Australia’s Annual Overdose Report 2021 reveals that more than 2,000 Australians have lost their lives to overdose for the sixth year in a row.

Australia’s Annual Overdose Report 2021 reveals that there have been 34,728 overdose deaths in Australia since the turn of the century.

That figure includes 2,227 overdose deaths in 2019, 1,644 of which were unintentional.

The numbers should speak for themselves. Unfortunately, they’re not being heard.

Deaths from overdoses have outnumbered the road toll since 2014. Yet while governments commit themselves to the important work of reducing the road toll, overdoses continue to claim the lives of thousands of our loved ones in virtual silence.

Overdose hides in plain sight. If there are 30 non-fatal overdoses for every fatal one, as research suggests, then there have been approximately one million overdoses this century. Drug and alcohol poisoning, a category which is overwhelmingly made up by drug overdoses, is the second-leading cause of death for Australians in their thirties while for those in their twenties and forties, it’s the third-leading cause of death.

It’s present in every corner of our communities. It affects Australians of all ages, in the country and the city. Although you’d be forgiven for thinking that illicit drugs are the main substances implicated in overdose, pharmaceutical drugs – opioids, benzodiazepines (sedative drugs), anti-depressants and anti-convulsants – are detected in most overdose deaths.

Despite its broad prevalence, the burden of overdose deaths is not evenly shared.

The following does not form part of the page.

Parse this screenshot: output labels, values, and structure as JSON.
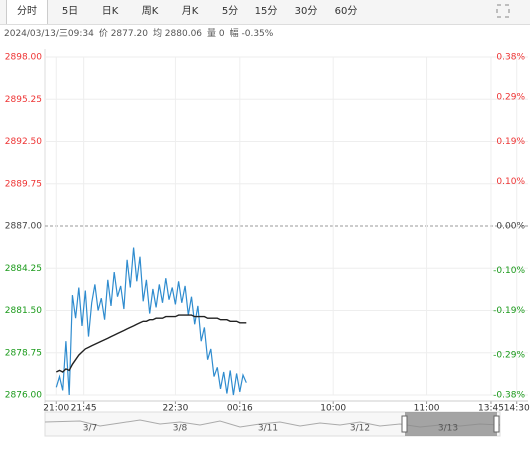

Aboriginal Australians are almost four times as likely to die of an overdose than non-Aboriginal Australians. Overdose deaths are more common in rural and regional areas, Australians in middle age and men.

Combining the Commonwealth’s own estimate of the value of a year of life lost with the average of 33 years of life lost for each overdose death means that overdose deaths alone cost our economy more than $15.5 billion every year. The cost to the families who lose a loved one is impossible to calculate.

This year’s Annual Overdose Report contains many findings that should prompt a shift in our approach, to drug policies based on lived experience and research.
John Ryan
The best place to begin is with a National Overdose Prevention Strategy, developed in close collaboration with people with lived experience, frontline workers and other experts. It must fearlessly address the drivers of drug use, the diversity of drugs that are causing overdose and how overdose risks are evolving. This strategy must be developed carefully but – crucially – it must also be developed urgently.

Australia’s Annual Overdose Report 2021 is a bitter dose of reality. It is time to finally treat this crisis with the seriousness it deserves.